Why do your kids continue to do the things that you repeatedly ask them not to do? When will they follow directions? WHY CAN’T YOU GET THROUGH THEM? Do you find yourself asking these questions over and over again without any resolve and feel that the tools you employ to avoid the yelling are hopeless?
When yelling (despite the validity of your message), your meaning gets lost in translation and the stressful delivery is what is heard and reacted to. Use these tips to avoid getting to the point of desperation, where yelling is the knee-jerk response.
3 Ways to Avoid Yelling at Your Kids:
1. Check in with your own feelings regarding the directive or statement. If you are stressed out, anxious, or upset, it is imperative to work on recognizing these emotions prior to engaging with others so that you will be less emotionally reactive to whatever the outcome. For example, if you have had a long day at work and are running late for a doctor’s appointment AND your child ignores your request to get in the car or complete a time-pressured task, recognize this as being a recipe for an outburst. Your emotional state plus denied compliance= a huge upset reaction (aka yelling).

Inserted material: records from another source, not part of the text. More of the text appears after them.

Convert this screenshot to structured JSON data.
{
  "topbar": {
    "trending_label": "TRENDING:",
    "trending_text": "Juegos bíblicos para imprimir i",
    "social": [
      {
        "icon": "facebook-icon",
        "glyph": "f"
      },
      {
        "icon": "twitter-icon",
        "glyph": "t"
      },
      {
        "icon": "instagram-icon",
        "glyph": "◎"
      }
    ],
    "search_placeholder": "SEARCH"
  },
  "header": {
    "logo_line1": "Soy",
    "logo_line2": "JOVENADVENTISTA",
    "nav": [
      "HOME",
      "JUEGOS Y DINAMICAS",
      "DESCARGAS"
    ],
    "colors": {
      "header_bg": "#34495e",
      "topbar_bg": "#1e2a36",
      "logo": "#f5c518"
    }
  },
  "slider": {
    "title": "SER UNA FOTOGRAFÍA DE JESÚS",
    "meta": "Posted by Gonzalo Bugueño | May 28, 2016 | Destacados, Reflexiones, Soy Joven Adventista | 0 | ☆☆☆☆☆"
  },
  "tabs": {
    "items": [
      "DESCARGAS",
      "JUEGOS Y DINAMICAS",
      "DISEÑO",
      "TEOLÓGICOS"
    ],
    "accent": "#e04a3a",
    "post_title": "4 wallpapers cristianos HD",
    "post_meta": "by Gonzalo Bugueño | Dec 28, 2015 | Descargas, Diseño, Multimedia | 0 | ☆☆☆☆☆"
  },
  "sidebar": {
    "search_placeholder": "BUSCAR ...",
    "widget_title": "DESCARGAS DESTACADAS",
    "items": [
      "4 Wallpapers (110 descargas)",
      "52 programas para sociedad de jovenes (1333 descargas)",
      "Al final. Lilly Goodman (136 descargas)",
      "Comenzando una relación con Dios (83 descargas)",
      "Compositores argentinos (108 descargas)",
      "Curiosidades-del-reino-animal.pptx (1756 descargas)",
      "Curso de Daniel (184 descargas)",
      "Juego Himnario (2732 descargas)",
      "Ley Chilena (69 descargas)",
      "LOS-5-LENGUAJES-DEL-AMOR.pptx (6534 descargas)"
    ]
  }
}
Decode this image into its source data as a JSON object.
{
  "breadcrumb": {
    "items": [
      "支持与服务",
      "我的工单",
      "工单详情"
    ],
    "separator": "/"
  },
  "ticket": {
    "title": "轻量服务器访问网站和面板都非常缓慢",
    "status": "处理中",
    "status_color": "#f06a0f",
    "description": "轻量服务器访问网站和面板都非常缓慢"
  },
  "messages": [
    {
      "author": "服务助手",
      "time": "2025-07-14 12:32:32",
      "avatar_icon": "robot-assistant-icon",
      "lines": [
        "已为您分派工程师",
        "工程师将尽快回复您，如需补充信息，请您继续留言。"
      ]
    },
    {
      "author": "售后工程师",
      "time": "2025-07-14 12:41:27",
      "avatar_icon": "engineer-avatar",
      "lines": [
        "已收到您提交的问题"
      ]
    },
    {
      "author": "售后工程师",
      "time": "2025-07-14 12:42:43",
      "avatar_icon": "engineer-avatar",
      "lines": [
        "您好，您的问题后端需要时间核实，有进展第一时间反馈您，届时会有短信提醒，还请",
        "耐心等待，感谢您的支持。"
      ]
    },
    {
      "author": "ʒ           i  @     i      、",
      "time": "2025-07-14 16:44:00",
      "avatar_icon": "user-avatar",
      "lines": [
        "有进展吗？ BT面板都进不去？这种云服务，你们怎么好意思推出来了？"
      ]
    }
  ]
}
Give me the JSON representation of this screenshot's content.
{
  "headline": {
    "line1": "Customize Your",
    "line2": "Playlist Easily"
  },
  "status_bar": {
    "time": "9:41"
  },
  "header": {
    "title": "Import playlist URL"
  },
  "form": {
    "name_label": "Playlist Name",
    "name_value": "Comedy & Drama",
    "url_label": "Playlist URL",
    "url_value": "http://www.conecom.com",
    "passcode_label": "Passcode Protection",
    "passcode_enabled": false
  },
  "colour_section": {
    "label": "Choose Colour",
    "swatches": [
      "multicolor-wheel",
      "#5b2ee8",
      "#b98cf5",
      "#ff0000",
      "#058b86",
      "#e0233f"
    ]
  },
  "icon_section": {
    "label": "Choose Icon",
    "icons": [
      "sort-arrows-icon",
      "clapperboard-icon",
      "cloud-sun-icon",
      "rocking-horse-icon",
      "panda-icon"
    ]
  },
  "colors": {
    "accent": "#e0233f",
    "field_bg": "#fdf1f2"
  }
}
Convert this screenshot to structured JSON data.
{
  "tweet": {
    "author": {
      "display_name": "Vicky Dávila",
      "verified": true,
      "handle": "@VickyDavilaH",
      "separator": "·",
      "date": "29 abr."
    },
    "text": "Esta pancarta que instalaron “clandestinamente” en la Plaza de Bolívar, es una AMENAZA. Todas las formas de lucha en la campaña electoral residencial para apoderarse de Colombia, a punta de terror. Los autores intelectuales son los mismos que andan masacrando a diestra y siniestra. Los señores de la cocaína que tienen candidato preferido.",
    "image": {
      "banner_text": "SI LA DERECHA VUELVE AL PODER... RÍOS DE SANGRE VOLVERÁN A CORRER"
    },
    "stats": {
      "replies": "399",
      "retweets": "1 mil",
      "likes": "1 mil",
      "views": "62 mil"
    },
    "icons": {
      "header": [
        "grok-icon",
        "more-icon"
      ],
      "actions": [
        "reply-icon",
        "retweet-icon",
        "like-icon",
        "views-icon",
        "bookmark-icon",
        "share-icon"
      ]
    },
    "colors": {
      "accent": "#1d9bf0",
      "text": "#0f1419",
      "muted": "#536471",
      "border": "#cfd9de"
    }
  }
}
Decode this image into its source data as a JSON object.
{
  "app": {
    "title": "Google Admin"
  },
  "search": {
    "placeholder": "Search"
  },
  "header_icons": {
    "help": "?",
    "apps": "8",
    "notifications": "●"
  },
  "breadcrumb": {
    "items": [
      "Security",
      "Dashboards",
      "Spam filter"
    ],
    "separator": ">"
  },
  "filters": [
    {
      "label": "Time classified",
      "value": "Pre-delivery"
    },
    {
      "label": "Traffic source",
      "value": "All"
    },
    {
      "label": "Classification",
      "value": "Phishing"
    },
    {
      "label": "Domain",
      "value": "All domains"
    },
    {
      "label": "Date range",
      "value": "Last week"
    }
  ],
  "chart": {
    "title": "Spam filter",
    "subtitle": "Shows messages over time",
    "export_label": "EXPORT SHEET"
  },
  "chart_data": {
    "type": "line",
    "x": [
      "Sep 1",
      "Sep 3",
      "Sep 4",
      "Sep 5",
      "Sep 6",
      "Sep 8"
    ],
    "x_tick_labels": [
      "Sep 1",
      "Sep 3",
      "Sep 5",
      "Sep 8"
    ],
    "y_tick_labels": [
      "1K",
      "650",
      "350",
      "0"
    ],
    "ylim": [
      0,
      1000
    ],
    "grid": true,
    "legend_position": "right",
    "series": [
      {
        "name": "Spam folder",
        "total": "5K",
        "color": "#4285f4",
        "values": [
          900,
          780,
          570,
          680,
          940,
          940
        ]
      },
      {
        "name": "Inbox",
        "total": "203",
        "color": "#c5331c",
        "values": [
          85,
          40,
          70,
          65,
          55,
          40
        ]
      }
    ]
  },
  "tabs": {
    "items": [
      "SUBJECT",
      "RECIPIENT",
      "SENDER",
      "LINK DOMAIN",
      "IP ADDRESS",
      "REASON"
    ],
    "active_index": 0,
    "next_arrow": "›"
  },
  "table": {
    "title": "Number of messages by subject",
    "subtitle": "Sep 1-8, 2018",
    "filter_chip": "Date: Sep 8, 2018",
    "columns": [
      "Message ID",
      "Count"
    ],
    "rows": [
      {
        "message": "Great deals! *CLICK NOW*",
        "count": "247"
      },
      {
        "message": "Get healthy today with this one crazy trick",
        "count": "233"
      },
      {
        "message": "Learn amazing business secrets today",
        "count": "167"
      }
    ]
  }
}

2. Take a time out. Walk away from the triggering situation to break the cycle of negative thinking and the escalating anger you feel in hot pursuit. Recognize rapid breaths, flooding thoughts, flushed face, and other physiological signs that you are not calm and at ease. Stepping outside of the situation when you are not getting the desired response and engaging in mind/body activities will reduce your negative patterns of response and facilitate more even keeled, balanced thinking. Engage in deep breathing, muscle relaxation, and mindfulness techniques to reduce negative feelings. Take 10 deep breaths slowly, inhaling through the nose and out through the mouth, squeeze and relax all muscles (think squeezing yourself into a ball) for 10 seconds, 3 times in the rotation, and call attention to the here and now. Close your eyes, recognize the smell of the air, the temperature of your bedroom, the fabric of your shirt, the tremble of your breath, etc.
3. Work on thought-stopping/changing. Challenge yourself to recognize the nature of your thoughts, and pre-plan what you perceive your thoughts might be in similar future situations. Identifying what your negative thoughts might be when you are not triggered will help you better prepare for the ways you can best alter the negative thinking traps that perpetuate angry responses. Begin by identifying these negative thought traps and then establish more positive and balanced thoughts that you can insert when these yelling-precipitating thoughts occur. For instance, if your child does not listen about needing to be in the car in 5 minutes translates to you thinking, “My child never listens to me; he is disrespectful. The doctor will think I have no idea how to parent my kids,” identify more positive thoughts. These positive thoughts will keep the situation calm, Instead think, “I can clearly state the consequence and follow through if he does not listen, I can simply call the doctor and let them know well be 5 minutes late.” These more positive, stable thoughts translate into you thinking, “This isn’t a big deal; we will get there.” There is no use getting into a power struggle. Reacting calmly will make the situation more palatable overall (calm car ride, no screaming child, reduced road rage).
Yelling is a natural parenting response that comes from frustration, but at the end of the day, does little good. Practice these tips to use yelling less in your home.